Apple is fixing a Safari bug that lets websites access your browsing history and Google ID

Apple is developing a fix for a recently discovered Safari tracking bug that would let any website track your browsing history and access your Google ID for tracking purposes.

Illustration showing an Apple Safari logo set against a blue gradient background
  • Apple’s implementation of IndexedDB APIs in Safari comes with a bug
  • Websites may access your browsing history and your Google ID
  • Apple has confirmed it’s now working on a fix for the bug

A new Safari tracking bug compromises your browsing history

On Sunday, January 16, 2022, browser fingerprinting service FingerprintJS reported this bug which affects Safari on iOS 15, iPadOS 15 and macOS Monterey. Thankfully, Apple has acted swiftly and is already preparing a fix for this latest Safari tracking bug, according to a WebKit commit on GitHub spotted by MacRumors.
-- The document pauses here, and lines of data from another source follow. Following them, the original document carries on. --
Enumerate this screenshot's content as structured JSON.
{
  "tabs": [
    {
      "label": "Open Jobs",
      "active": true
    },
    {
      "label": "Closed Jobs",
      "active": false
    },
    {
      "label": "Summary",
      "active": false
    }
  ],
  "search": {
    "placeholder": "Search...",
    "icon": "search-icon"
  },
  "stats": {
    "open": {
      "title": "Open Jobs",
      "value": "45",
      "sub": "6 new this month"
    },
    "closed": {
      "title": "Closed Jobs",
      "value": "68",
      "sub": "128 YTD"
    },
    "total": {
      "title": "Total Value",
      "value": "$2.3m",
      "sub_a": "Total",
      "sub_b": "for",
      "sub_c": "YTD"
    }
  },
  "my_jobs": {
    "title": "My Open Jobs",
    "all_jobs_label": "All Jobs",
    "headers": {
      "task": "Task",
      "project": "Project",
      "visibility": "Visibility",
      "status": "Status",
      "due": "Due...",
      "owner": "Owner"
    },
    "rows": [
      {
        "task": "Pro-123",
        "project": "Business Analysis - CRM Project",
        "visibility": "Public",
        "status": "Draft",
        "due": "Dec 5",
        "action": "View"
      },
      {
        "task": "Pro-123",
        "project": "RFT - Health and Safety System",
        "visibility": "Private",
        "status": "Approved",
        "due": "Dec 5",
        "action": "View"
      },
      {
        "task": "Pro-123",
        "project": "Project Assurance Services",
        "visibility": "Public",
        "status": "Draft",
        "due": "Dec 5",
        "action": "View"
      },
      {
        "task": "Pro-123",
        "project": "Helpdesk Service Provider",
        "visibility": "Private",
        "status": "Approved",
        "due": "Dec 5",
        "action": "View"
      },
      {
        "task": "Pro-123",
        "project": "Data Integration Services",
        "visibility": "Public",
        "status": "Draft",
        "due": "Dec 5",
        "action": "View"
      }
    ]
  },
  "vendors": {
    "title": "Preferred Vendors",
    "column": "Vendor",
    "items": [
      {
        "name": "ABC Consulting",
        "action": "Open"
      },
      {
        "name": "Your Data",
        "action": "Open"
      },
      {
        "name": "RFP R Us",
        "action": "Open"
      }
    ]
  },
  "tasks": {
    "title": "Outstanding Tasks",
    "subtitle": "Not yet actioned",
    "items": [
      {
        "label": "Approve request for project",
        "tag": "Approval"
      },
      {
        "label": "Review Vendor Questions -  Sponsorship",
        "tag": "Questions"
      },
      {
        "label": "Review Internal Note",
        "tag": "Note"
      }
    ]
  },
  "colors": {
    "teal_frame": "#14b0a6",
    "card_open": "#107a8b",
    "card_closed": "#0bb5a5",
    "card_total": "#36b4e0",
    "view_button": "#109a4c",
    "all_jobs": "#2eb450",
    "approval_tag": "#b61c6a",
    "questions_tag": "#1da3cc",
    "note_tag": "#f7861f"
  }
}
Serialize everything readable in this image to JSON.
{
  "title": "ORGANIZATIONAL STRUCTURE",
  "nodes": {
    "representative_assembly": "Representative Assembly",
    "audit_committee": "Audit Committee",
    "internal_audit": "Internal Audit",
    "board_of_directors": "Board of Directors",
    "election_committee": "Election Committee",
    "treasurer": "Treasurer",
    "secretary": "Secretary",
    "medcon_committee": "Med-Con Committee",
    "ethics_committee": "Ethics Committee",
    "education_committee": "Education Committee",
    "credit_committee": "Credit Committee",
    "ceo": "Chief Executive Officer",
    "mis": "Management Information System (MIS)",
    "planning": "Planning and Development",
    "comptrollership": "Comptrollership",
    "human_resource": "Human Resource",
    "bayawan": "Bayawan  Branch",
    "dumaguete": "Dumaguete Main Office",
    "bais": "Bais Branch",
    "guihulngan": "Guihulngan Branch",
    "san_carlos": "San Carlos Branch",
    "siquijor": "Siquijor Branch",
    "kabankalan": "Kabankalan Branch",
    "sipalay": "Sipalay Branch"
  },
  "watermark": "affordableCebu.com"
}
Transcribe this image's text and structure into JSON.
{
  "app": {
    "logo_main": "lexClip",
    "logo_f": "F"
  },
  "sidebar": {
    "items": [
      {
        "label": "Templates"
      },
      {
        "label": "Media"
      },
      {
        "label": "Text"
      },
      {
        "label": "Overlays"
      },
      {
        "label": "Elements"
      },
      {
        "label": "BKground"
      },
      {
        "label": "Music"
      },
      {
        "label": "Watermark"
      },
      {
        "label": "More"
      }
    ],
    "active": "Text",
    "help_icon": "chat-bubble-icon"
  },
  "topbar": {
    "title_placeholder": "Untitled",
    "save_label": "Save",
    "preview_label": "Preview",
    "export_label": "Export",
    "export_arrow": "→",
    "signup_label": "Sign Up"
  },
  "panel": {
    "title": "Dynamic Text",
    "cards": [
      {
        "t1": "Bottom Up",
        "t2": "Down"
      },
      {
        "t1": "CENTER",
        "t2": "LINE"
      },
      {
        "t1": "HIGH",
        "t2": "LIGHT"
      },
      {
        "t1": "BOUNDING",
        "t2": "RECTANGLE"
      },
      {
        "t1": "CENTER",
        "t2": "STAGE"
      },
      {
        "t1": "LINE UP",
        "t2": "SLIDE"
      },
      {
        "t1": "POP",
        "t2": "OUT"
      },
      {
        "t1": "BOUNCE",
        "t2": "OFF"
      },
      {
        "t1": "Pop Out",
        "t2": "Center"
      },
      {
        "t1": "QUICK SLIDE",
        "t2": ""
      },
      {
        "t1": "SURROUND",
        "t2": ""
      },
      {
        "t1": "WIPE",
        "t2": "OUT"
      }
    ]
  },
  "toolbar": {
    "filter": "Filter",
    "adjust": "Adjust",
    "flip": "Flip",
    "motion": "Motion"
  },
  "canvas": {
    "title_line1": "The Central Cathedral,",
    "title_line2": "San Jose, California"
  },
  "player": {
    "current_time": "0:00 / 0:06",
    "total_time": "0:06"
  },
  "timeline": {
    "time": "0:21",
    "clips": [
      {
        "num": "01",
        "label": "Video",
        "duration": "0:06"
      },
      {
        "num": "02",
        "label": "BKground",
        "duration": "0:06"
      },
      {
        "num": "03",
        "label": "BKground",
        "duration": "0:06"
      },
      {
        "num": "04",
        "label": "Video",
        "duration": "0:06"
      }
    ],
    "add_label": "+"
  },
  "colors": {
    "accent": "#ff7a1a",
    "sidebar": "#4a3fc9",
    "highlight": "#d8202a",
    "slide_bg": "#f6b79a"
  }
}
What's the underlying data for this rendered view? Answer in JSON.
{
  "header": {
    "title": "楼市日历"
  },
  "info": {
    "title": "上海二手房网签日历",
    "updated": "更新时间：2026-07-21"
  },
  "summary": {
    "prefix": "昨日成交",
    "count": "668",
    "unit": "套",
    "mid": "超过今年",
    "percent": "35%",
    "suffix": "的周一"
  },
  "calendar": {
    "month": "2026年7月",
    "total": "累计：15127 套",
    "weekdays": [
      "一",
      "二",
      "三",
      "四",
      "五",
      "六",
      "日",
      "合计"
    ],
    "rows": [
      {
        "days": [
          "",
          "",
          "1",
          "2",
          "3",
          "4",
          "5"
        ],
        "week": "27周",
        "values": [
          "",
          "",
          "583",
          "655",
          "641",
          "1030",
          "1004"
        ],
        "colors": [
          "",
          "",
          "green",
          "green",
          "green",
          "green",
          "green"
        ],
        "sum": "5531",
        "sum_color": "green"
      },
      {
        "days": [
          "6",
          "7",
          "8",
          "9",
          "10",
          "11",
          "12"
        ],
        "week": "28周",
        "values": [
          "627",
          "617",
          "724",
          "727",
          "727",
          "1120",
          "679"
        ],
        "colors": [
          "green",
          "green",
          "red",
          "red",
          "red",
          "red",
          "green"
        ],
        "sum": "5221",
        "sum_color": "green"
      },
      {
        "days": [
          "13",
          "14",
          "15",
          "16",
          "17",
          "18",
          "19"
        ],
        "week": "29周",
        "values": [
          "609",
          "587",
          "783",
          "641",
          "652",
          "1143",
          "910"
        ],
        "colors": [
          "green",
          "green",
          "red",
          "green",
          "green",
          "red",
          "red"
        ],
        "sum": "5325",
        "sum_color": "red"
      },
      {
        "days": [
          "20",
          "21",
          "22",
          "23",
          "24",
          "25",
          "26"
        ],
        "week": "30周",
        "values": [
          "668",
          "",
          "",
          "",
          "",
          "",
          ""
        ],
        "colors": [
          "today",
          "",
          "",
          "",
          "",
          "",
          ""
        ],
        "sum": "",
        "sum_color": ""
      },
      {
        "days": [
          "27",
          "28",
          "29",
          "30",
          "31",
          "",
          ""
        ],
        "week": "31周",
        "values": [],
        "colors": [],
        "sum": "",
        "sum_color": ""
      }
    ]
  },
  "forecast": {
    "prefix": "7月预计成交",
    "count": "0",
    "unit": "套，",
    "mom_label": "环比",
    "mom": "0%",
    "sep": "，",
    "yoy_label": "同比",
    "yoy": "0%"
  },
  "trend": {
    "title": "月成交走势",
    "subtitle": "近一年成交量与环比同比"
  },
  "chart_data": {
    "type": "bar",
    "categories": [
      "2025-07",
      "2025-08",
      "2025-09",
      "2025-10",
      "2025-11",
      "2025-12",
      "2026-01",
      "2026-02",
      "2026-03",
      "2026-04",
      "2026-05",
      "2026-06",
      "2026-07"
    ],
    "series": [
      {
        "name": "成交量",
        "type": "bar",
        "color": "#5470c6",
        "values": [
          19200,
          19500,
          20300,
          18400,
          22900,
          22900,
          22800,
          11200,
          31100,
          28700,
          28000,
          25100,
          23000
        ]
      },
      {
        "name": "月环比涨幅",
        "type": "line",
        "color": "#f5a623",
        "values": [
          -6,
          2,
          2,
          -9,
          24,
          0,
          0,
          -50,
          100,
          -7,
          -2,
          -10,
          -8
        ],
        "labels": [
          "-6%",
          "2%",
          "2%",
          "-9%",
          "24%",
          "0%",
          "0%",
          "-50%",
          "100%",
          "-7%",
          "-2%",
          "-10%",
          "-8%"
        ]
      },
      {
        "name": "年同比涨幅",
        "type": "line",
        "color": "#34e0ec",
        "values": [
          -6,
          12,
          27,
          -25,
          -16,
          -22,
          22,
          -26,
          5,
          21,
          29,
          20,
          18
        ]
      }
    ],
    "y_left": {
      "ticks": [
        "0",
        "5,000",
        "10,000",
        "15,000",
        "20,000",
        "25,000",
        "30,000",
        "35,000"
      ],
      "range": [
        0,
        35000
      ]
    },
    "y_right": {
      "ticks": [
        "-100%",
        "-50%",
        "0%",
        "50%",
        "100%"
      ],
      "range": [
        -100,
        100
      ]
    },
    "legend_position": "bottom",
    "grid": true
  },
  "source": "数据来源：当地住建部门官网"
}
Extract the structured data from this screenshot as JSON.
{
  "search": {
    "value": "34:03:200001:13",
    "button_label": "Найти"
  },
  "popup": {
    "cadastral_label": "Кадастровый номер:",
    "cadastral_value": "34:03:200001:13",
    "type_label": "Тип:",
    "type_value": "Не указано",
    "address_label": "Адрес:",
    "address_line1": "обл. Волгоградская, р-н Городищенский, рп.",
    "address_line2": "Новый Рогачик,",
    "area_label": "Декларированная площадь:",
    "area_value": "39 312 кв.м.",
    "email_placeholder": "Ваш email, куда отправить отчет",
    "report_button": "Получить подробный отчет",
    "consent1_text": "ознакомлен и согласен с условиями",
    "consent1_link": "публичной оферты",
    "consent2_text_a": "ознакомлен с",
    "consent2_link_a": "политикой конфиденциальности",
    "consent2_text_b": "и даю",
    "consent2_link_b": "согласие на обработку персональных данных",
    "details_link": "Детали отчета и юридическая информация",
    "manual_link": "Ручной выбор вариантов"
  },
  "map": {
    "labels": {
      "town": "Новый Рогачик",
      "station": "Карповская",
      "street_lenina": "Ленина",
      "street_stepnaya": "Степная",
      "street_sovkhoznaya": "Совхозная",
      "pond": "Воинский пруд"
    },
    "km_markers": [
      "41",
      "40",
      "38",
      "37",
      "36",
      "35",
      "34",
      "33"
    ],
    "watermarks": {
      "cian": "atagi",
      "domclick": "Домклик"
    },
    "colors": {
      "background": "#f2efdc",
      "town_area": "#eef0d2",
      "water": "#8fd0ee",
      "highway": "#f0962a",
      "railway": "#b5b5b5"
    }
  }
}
The culprit: Apple’s implementation of IndexedDB, a browser API that provides client-side storage for storing data in a database. IndexedDB API protects one website from accessing the database generated by another website, and this is by design. A bug in the Safari browser, however, permits a website to access data that it didn’t generate, like your browsing history. Read: New to Mac? How to customize Safari settings

From a post on the FingerprintJS blog:

Note that these leaks do not require any specific user action. A tab or window that runs in the background and continually queries the IndexedDB API for available databases, can learn what other websites a user visits in real-time. Alternatively, websites can open any website in an iframe or popup window in order to trigger an IndexedDB-based leak for that specific site.

To prevent conflicts, IndexedDB generates unique database names that in some cases may include identifiers unique to the user. Certain websites use a user’s Google ID in their database name, which could be leveraged to reveal your identity.

FingerprintJD produced a special webpage at that shows this in action.

How to protect yourself from Safari’s IndexedDB bug

While Apple is working to develop a fix for this bug, there are some things you can do to minimize the impact of this issue. You could disable Javascript in the Safari settings, and then enable it for specific websites. If that sounds like too much work, use Safari’s Incognito window to browse privately to limit the issue to a single tab.

As the last resort, temporarily switch to another browser until a fix is available.